Gene Regulation from the Nuclear Envelope
Many developmental genes acquire intricate patterns of expression by physically contacting and communicating with enhancers located within conserved regulatory landscapes. To facilitate this communication, regulatory landscapes are highly structured in 3D space and must transition between fundamentally different states of repression and activation during development. However, such transformations are complex with landscapes seemingly altering transcription, chromatin state, structure and attachment to the repressive nuclear envelope near simultaneously. Consequently, the significant problem remains; which alteration directs loci to reconfigure and does this itself control gene expression?

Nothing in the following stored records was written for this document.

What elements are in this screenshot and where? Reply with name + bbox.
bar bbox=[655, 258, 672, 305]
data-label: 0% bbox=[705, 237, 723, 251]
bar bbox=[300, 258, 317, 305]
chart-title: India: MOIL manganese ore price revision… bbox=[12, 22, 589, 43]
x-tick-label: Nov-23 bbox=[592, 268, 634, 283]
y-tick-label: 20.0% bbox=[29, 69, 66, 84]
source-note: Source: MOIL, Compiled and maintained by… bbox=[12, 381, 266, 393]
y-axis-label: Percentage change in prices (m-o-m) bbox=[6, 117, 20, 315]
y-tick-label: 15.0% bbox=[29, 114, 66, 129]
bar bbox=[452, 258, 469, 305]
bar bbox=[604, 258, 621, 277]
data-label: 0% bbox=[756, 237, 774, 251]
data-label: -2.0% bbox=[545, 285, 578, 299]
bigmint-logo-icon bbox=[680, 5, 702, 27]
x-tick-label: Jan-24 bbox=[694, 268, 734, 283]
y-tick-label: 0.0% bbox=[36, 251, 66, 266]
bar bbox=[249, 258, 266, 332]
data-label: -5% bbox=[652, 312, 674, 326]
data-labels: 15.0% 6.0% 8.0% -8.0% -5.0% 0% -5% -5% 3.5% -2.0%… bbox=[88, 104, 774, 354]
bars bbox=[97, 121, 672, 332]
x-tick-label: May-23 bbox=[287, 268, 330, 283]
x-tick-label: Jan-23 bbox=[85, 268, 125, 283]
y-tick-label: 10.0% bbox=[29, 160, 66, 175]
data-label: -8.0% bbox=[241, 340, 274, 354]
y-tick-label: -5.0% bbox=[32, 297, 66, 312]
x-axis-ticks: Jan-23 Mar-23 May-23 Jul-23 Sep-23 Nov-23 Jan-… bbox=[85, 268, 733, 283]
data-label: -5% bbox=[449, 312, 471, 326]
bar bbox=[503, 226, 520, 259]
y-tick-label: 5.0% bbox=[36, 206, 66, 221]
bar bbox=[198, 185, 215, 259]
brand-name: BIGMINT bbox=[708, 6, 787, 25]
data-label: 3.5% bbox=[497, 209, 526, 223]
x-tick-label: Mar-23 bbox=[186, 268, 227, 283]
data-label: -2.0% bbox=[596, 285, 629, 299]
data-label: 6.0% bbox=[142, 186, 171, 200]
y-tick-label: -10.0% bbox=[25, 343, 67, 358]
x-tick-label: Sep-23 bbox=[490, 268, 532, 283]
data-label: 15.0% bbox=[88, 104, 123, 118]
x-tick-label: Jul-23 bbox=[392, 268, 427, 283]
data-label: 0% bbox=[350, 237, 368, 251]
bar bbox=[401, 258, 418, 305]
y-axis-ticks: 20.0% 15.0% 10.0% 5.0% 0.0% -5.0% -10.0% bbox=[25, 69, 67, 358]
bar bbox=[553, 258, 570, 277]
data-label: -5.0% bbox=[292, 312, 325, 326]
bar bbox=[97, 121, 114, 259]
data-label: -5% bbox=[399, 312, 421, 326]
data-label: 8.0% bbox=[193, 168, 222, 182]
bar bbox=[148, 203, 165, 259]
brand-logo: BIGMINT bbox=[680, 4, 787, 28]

New technological innovations now provide an unprecedented opportunity to address these questions. Low input structure and chromatin mapping techniques allow landscape behaviors to be contrasted across evolutionary time in non-standard model organisms. Super-resolution OligoPAINT FISH microscopy and combined single-cell sequencing methods allow the transcription, structure, and nuclear envelope-attachment of such regulatory landscapes to then be directly measured at individual alleles. Finally, complimentary CRISPR-genome engineering and rapid mouse-generation approaches enable examined landscapes to be genetically disrupted or transplanted and then functionally examined during development in vivo.
We now integrate and further refine these approaches to interrogate and disrupt regulatory landscapes and their transitions during in vivo mouse limb and retina development. In this way, we hope to understand how single loci are regulated in time and space and how this is sculpted to alter development in evolution and disease.